For instance, their five-part tutorial on ‘Easy node authentication’ describes how to add authentication to your node application.
The end result is a site where users can be authenticated using their email address, Facebook, Twitter and Google account. The tutorial also takes you through associating the social accounts together under the one account.
Codrops is a great place to find out what’s possible with cutting-edge technology. Articles come with the warning label: ‘Please note that this effect is experimental and is only supported by modern browsers’. It’s awesome.
There are five categories to the site: Tutorials, Playground, Blueprints, Collective and CSS reference.
Tutorials are in-depth how-to guides. Playground shows off Codrops’ experimental demos. These are definitely designed to inspire you. Blueprints are stripped-back demos you can integrate into your projects.
Collective is a weekly newsletter that I can’t start my week without reading. It features an inspirational site, free icons and fonts, good articles and tutorials.
CSS reference is a new section to the site. It’s a comprehensive reference guide for CSS. Each CSS property has its own page that explains what it does, how to use it, related properties and trivia notes about the property.
A recent demo that stood out and grabbed my attention is ‘Creative gooey effects’ by Lucas Bebber. In the article, Lucas takes you through SVG filters, looking at the different filters available and how they can be used to create some pretty cool effects. This includes one called ‘Goo’ and he shows you how you might use it in a real-life application.

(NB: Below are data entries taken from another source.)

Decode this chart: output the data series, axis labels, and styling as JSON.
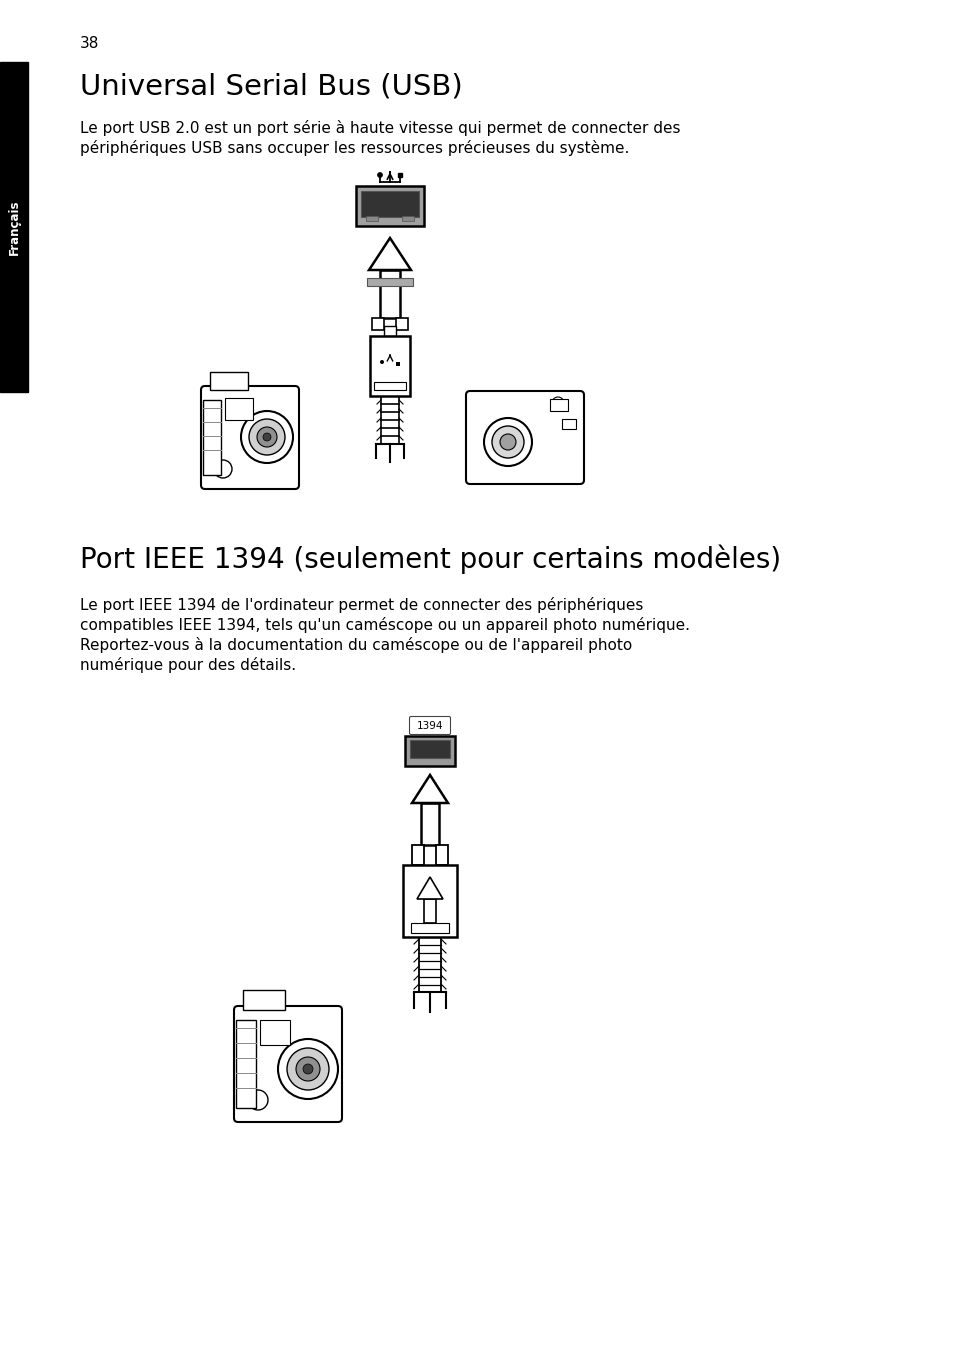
{
  "page_number": "38",
  "background_color": "#ffffff",
  "sidebar_color": "#000000",
  "sidebar_text": "Français",
  "sidebar_text_color": "#ffffff",
  "section1_title": "Universal Serial Bus (USB)",
  "section1_body_line1": "Le port USB 2.0 est un port série à haute vitesse qui permet de connecter des",
  "section1_body_line2": "périphériques USB sans occuper les ressources précieuses du système.",
  "section2_title": "Port IEEE 1394 (seulement pour certains modèles)",
  "section2_body_line1": "Le port IEEE 1394 de l'ordinateur permet de connecter des périphériques",
  "section2_body_line2": "compatibles IEEE 1394, tels qu'un caméscope ou un appareil photo numérique.",
  "section2_body_line3": "Reportez-vous à la documentation du caméscope ou de l'appareil photo",
  "section2_body_line4": "numérique pour des détails.",
  "fig_width": 9.54,
  "fig_height": 13.69,
  "dpi": 100
}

I’m going to bet you know what Twitter is and have used it before. Even if you don’t want to tweet yourself, you can still use Twitter to find some good stuff about web development.
I use Twitter to find and follow developers and designers whose work I admire.
A good way to find those types of people is to pay attention when you view sites on the web. For instance, if you’re using a plugin on a website that you really like, look up who created it and see if they are on Twitter.
Conferences and meetups are also a great way to find people to follow. Look up what speakers are attending and, if the topic they are speaking about interests you, follow them. They will generally tweet out things on the topics they are presenting about.
Some people I recommend following are:
Paul Irish @paul_irish
Paul Irish a front-end engineer working at Google Chrome in the Developer Tooling team. He has a strong focus on how to improve your developer workflow and make you more productive. He works on popular tools like Modernizr, Yeoman, CSS3 Please and HTML5 Boilerplate.
Marcy Sutton @marcysutton
Marcy Sutton is a web developer working at Substantial. She is currently working on making Google’s Angular JS & Material design accessible. She is a big campaigner to improve the web for people with disabilities and tweets out a lot of good resources.
Mark Dalgleish @markdalgleish
People will tweet about things they are working on, what they are reading or what they are learning. Whether it’s a tweet about a meetup speaking event, the presentation slides from a conference, a demo they’ve made, or as simple as ‘check out this cool thing I found’, there’s plenty of content out there to discover.
The web is a fun industry to be a part of and it’s exciting to work in a role that contributes to developing the industry.
There is an endless supply of knowledge and inspiration to be found. It’s about finding the approach that works for you and keeping up to date with what’s happening.